Jason Pridmore is the Vice Dean of Education for the Erasmus School of History, Culture and Communication and an Associate Professor in the Department of Media and Communication at Erasmus University Rotterdam. Jason directs the educational resources of the faculty including the education professional services personnel and oversees the bachelor and (pre) masters programmes in three departments. He is the coordinator of the forthcoming COALESCE project which will work to build a European Science Communication Competency Centre. Jason is also the lead on several projects with his research team, including SPATIAL, Ashvin, REINCARNATE, and he co-leads the Inspiring and Anchoring Trust in Science project. Previously, Jason led the TRESCA project, and was the Project Exploitation Manager and Data Security Manager on the BIM-SPEED project. He was the Principle Investigator in the Netherlands on the Mobile Privacy Project.
His research interests are focused primarily on practices of digital science communication, digital identification, the use of new/social media and consumer data as surveillance practices, and digital (cyber) security issues.
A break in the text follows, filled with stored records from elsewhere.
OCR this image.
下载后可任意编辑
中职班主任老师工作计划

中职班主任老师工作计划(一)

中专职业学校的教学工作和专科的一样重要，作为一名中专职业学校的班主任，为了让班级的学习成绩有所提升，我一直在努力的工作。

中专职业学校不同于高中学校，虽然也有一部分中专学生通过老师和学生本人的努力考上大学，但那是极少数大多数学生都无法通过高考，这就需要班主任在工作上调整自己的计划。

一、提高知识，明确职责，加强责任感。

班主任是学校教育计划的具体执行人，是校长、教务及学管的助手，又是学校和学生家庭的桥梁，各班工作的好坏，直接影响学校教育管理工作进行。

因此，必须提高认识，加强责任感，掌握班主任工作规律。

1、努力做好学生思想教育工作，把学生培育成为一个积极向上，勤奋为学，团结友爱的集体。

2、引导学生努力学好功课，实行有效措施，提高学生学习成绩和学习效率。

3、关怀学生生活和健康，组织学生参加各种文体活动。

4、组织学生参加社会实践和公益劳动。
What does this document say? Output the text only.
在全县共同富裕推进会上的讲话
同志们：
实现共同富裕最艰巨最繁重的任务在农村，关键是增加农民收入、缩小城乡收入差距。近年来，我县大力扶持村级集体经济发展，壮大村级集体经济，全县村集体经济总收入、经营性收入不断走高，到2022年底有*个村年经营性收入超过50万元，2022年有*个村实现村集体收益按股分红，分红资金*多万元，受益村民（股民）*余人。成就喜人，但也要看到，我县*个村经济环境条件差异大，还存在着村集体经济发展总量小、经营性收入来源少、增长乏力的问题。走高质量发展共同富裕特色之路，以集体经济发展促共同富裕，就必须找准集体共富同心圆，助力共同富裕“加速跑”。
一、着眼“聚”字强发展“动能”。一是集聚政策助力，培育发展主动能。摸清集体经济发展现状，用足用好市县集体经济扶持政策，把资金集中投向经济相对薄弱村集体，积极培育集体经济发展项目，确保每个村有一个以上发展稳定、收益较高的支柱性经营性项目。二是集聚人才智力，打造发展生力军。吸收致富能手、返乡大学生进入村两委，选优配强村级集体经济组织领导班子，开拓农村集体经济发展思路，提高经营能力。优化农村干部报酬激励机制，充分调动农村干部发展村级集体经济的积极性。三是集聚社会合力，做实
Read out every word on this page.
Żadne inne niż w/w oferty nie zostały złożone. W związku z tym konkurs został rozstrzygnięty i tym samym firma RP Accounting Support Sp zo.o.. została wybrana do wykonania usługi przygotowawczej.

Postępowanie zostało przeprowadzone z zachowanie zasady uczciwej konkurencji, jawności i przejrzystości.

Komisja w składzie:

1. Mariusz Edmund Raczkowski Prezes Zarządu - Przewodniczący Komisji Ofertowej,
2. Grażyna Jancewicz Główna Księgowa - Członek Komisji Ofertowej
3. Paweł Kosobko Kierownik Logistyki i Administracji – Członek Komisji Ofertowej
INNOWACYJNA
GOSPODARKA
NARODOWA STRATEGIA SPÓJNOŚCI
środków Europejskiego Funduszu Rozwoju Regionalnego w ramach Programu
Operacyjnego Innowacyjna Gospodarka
He has written extensively on marketing practices and information exchange and participates in research focused on privacy, data ethics, mobile devices, policing practices, citizenship, branding and quantified self movements. Jason currently participates in an advisory capacity for a range of European Union Research projects and Dutch funded projects on new technologies, privacy, and security issues.
He is co-editor of the book Digitising Identities: Doing Identity in a Networked World published by Routledge press. Prior to joining the department, he was the Senior Researcher on the DigIDeas project based in Maastricht, the Netherlands. This project examined the social and ethical implications of digital identification, with his research focusing specifically on consumer identity and identification practices and the use of new media in marketing practice. Jason received his PhD from the Department of Sociology at Queen’s University, Canada, in 2008. Before moving to the Netherlands, he worked as a Post-Doctoral fellow as part of The New Transparency Project within the Surveillance Studies Centre at Queen’s University.